The Capital-Fit Problem

Rollins Orlu By Rollins Orlu on Mar 15, 2026 in Business

My last post asked whether we're brave enough to deploy VC correctly. Several people reached out. Good conversations. But one question kept coming up:

"Why does a company with no profits get a billion-dollar valuation, while an SME doing 40% margins can't get a meeting?"

It's the right question. And the answer is uncomfortable.

We didn't just change how businesses get funded. We changed what a "strong business" even means.

Here's how it happened.

In the early internet era, investors noticed something genuinely true: some businesses needed to lose money aggressively now to own a market so completely that profits later would dwarf anything earned by being cautious early. Amazon is the case study. Nearly a decade of bleeding cash — then dominance so complete it reshaped global commerce.

The insight was real. For a narrow class of businesses with genuine network effects and winner-take-all dynamics, burning capital to capture the market before someone else does is rational strategy.

But then the logic got detached from its preconditions. And applied to everything.

Because here's what most people miss about how VC actually works:

A fund raises $100M. It needs to return 3x to its investors. That's $300M back. It makes 20 bets. Most fail. So the ones that work need to return enormous multiples.

This means VCs are structurally incentivised to fund companies that could be worth $1B+ — not companies that will definitely be worth $50M. Your SME doing 40% margins on $200K revenue is a great business. It might exit at 5–8x revenue. That doesn't move the needle on a $100M fund.

So valuation became a narrative tool, not a reflection of current economics. You're not pricing what a company is. You're pricing what it could become if every assumption holds.

Profitability, in that framework, almost becomes a liability. It signals you've optimised for now instead of for scale.

Stripe understood this. So did Starlink. Both burned capital in service of a genuinely defensible, winner-take-all position. The logic held because the preconditions were real.

But most companies — especially in Africa — don't have those preconditions. And when you apply a Stripe-style funding structure to a company whose natural growth is gradual, operational, and trust-dependent, you don't accelerate it. You break it.

I'm watching this play out in real time with PerAnkh, the workforce infrastructure company I'm building. Our trust layer compounds over 12–18 months. Value accrues to employers, institutions, and governments — not to individual users clicking through a platform. No VC clock survives that architecture. Forcing one onto it wouldn't speed us up. It would destroy the very thing that makes the model work.
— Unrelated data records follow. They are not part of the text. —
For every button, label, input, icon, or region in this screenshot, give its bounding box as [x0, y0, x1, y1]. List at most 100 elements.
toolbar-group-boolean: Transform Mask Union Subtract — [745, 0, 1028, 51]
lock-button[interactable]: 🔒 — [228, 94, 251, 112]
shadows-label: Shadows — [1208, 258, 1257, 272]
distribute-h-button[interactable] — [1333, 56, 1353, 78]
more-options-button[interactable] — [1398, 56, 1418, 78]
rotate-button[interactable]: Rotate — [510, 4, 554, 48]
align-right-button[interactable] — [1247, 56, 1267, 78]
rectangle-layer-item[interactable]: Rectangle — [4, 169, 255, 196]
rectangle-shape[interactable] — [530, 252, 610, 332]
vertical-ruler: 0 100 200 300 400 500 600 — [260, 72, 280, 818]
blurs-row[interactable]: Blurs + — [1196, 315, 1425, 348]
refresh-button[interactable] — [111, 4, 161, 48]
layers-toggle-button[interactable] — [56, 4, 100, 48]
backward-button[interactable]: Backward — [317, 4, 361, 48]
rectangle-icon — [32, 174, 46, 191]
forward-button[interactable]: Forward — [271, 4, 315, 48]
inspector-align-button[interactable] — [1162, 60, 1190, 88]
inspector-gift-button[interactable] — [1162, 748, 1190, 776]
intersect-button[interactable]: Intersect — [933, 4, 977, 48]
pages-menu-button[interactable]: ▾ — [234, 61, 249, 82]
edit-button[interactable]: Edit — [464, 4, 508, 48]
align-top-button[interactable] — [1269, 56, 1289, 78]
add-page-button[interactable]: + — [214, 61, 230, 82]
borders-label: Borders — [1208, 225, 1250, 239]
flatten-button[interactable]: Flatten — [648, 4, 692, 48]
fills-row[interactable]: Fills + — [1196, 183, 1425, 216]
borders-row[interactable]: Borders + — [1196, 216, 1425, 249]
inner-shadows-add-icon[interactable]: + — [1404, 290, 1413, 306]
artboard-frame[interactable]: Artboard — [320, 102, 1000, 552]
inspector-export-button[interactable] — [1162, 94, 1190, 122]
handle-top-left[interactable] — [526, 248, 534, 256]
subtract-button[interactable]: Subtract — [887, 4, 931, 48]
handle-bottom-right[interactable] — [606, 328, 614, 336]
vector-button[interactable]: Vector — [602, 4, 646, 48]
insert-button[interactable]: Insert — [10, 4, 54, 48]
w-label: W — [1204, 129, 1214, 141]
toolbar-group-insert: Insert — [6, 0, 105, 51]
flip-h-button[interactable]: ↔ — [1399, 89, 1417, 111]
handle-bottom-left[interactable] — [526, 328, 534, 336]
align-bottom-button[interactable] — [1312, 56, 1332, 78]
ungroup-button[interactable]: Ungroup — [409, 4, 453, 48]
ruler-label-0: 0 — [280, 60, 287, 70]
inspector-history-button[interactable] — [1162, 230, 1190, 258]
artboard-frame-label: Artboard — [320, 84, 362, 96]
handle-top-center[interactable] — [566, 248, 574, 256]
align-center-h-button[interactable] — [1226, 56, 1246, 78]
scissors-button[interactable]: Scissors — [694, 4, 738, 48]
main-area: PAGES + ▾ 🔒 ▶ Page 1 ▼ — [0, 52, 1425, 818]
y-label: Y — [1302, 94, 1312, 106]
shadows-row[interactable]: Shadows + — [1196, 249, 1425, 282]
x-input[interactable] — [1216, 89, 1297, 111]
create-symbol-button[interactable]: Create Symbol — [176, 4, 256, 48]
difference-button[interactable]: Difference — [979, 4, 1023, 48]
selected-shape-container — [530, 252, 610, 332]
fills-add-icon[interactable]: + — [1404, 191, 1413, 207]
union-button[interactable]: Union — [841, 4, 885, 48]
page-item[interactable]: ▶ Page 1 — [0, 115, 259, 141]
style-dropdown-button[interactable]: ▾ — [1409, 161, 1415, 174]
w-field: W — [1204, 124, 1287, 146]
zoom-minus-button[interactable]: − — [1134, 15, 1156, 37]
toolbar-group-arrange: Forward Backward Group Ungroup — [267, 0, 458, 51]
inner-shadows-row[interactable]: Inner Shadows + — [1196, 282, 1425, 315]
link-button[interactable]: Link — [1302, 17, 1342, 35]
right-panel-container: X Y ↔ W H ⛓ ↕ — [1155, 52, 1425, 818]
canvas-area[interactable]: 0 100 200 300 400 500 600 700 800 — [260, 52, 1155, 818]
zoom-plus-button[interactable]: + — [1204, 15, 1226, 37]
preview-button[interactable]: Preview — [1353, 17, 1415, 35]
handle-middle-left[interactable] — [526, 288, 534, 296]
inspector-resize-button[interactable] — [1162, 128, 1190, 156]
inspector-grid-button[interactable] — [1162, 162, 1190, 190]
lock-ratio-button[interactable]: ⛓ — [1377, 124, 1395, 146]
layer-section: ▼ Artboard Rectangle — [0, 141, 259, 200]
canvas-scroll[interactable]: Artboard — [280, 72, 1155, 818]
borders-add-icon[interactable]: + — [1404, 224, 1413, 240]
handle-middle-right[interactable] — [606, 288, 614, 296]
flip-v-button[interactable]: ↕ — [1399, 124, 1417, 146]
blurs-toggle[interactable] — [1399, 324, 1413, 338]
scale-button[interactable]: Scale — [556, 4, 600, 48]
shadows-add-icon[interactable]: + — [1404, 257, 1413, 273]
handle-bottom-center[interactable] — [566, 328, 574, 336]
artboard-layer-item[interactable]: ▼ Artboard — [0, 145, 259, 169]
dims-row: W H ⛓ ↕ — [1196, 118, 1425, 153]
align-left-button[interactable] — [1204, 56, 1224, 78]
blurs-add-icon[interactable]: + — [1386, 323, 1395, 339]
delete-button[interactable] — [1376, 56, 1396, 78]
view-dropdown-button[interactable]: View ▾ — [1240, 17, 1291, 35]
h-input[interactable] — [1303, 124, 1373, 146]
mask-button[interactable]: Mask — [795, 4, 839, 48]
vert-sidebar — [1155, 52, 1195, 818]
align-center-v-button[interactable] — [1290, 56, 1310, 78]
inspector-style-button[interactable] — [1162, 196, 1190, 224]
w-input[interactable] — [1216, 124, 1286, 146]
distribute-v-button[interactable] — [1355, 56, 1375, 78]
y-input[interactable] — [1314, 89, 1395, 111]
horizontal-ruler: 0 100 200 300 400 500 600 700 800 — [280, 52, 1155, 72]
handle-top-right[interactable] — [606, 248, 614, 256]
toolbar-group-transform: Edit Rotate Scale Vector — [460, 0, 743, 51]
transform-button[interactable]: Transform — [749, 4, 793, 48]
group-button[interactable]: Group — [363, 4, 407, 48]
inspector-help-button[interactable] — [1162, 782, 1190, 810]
That's not a funding problem. That's a capital-fit problem.

And it's not unique to us. Across Africa, there are businesses building real, durable value — compounding quietly, serving markets deeply — that are invisible to the VC model not because they're weak, but because they're the wrong shape.

The good news: the correction is already underway. Burn rate is no longer a badge of ambition. Down rounds are being discussed openly. The LP base is asking for actual distributions, not paper markups.

The model will survive — for the narrow class of businesses it was actually designed for. What won't survive is the cultural overapplication.

But the harder problem remains: the alternatives are too thin.

Revenue-based financing. Growth equity. Development finance. Family offices with genuine patience. These exist — but not at the scale or accessibility Africa's builders need.

That's the infrastructure gap nobody is building fast enough.

Not "is VC broken?" — but "what fills the space it was never meant to occupy?"